The IETF is the major standardisation body for internet protocol (IP) related standards, a technology that was in its early days rejected by the ITU only to be embraced later.
The original rivalry has faded, only to erupt from time to time when both organisations claim change-control over important standards, as happened four years ago with the Multiprotocol Label Switching (MPLS) protocol, used for speeding up and shaping network traffic flows.
There also have been discussions for years about the ITU becoming an IPv6 registry alongside the self-regulatory regional internet registries (RIRs), a plan that was heavily opposed by many in the technical community.
Zhao said at the IETF meeting that the standardisation bodies are at times competitive. “But we should not fight for our own sides,” he said.
Meanwhile, standardisation of classical telephony technology, ITU’s main area of expertise, has been superseded by internet protocol, the World Wide Web, and mobile development, which are all standardised elsewhere.

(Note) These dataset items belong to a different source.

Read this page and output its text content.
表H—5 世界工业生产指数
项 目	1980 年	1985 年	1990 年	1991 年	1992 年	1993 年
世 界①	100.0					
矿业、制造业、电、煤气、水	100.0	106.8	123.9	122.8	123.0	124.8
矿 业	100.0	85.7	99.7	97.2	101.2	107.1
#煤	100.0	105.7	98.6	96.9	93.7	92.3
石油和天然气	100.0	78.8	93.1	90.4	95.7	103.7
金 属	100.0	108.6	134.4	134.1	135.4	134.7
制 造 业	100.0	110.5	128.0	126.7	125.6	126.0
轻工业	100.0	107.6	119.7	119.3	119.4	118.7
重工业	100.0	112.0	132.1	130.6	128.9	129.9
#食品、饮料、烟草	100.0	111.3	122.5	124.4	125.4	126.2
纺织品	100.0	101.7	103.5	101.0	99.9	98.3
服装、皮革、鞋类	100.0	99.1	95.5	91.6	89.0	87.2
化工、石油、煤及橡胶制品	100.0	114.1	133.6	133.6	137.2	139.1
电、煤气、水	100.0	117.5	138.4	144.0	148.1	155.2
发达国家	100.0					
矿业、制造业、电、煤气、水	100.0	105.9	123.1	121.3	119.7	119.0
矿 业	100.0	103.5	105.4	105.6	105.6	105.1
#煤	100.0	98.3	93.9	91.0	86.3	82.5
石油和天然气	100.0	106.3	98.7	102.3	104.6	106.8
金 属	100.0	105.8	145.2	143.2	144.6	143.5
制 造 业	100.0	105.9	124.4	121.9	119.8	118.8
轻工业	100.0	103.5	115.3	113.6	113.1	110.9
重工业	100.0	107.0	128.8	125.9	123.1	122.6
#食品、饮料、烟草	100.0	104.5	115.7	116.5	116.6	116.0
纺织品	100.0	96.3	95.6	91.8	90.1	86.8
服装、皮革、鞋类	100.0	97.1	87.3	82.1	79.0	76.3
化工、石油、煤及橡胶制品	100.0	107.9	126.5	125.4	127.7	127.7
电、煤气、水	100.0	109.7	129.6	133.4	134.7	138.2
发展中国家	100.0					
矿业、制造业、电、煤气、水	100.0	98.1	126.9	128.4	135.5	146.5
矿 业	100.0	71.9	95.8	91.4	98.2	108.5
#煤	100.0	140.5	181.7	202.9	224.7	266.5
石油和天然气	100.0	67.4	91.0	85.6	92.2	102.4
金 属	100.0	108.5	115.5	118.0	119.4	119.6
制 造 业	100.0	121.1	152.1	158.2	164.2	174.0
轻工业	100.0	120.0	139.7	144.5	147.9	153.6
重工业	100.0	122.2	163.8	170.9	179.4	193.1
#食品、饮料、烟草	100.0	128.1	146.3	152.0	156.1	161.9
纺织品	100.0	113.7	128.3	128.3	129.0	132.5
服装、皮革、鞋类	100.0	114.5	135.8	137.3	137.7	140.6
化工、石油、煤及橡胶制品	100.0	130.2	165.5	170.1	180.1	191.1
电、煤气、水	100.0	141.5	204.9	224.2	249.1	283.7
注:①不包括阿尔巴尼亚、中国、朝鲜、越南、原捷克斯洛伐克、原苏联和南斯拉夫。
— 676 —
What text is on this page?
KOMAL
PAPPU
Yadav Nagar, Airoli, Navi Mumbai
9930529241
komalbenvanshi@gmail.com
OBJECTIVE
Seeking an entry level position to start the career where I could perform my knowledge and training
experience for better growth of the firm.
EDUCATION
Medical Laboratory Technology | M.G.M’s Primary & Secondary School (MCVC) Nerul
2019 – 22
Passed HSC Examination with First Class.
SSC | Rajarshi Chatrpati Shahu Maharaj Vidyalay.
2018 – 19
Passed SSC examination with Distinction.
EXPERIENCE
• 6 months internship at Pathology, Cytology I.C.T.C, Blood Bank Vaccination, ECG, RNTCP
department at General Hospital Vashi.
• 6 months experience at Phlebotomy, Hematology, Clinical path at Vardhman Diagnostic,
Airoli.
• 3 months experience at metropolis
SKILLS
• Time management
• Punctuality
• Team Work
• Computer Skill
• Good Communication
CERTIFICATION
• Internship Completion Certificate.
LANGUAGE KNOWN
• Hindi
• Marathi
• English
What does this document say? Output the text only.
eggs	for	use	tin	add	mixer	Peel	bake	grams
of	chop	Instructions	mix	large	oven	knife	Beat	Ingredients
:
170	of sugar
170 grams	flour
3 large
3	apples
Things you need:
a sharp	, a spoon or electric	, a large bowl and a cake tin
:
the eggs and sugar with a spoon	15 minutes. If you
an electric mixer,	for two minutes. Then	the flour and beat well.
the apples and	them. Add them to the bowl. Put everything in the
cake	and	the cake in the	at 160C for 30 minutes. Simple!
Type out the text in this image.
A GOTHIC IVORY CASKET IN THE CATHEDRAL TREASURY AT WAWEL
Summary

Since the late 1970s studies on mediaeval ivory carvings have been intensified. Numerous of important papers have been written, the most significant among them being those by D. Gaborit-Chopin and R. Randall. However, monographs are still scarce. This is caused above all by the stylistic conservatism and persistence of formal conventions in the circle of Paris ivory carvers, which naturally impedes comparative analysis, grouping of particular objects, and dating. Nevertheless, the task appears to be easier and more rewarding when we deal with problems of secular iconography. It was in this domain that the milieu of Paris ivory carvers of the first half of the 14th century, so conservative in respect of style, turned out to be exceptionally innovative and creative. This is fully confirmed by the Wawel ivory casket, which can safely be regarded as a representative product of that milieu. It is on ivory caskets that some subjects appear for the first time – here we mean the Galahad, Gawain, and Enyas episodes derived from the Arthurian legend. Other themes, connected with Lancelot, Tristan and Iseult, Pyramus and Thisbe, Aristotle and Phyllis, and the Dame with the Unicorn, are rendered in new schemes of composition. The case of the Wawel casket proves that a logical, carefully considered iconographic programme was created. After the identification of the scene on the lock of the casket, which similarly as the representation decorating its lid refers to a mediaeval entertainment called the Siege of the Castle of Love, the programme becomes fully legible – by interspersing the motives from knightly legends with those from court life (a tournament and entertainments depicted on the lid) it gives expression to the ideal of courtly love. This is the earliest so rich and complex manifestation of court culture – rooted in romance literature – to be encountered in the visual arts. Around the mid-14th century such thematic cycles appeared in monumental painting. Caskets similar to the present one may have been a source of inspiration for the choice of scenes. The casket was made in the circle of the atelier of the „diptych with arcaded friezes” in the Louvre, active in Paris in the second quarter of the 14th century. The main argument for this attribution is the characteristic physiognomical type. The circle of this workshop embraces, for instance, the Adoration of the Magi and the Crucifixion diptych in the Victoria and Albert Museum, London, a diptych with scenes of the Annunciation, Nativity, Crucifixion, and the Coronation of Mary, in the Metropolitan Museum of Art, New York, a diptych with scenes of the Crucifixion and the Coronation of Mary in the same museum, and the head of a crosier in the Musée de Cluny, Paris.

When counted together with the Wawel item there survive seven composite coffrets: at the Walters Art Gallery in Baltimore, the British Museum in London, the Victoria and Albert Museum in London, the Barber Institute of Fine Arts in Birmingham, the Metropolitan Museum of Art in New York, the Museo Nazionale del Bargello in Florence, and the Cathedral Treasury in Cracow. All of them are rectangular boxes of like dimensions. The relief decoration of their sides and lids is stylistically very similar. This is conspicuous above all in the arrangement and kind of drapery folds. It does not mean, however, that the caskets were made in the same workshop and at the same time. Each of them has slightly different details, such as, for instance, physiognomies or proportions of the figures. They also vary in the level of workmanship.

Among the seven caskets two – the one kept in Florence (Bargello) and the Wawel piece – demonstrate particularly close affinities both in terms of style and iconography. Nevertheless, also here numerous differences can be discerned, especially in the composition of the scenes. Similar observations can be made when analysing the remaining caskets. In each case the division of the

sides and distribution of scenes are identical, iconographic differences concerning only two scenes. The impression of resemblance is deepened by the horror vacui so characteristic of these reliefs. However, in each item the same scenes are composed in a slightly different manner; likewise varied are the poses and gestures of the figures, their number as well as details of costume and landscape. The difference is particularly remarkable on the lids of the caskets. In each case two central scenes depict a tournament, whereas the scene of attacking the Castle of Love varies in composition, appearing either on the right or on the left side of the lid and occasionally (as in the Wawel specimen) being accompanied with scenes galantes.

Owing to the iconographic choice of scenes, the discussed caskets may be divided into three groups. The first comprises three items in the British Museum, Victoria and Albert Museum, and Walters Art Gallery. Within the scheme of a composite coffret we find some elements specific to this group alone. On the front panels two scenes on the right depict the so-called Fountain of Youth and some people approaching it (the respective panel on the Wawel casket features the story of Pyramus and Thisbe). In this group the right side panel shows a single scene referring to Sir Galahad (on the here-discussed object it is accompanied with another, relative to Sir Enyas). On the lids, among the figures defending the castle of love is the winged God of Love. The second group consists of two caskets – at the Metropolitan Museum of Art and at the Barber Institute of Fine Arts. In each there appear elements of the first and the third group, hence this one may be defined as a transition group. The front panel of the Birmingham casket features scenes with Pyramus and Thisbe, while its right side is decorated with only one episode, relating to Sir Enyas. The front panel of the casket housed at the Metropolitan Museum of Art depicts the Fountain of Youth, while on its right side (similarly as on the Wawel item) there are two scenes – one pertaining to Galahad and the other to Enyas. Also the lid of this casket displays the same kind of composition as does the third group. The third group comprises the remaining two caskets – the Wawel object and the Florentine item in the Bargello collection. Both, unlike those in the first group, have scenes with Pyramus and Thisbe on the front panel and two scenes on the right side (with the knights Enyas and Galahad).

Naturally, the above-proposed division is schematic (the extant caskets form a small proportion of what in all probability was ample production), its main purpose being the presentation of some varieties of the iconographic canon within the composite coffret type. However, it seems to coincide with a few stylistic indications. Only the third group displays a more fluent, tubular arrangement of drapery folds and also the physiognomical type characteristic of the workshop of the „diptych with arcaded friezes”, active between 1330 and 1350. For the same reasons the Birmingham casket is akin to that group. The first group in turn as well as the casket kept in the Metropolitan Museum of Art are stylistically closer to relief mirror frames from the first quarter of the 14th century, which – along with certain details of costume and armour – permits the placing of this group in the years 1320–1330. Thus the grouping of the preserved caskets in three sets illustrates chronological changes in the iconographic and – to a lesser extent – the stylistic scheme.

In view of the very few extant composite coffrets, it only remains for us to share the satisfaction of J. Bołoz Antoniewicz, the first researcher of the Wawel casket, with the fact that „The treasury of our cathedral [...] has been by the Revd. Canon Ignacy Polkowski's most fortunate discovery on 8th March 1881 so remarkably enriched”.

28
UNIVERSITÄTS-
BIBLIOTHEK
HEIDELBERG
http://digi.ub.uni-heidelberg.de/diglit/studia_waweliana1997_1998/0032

Zhao said the IETF and ITU are already cooperating in many areas and potential areas for more cooperation could be car-to-car connection, the internet of things and security.
At the same time, he called on the engineers to consider how best to connect those still without internet access.
The IETF meets through Friday this week to discuss protocols, crypto standards and also human rights questions in the standardisation work.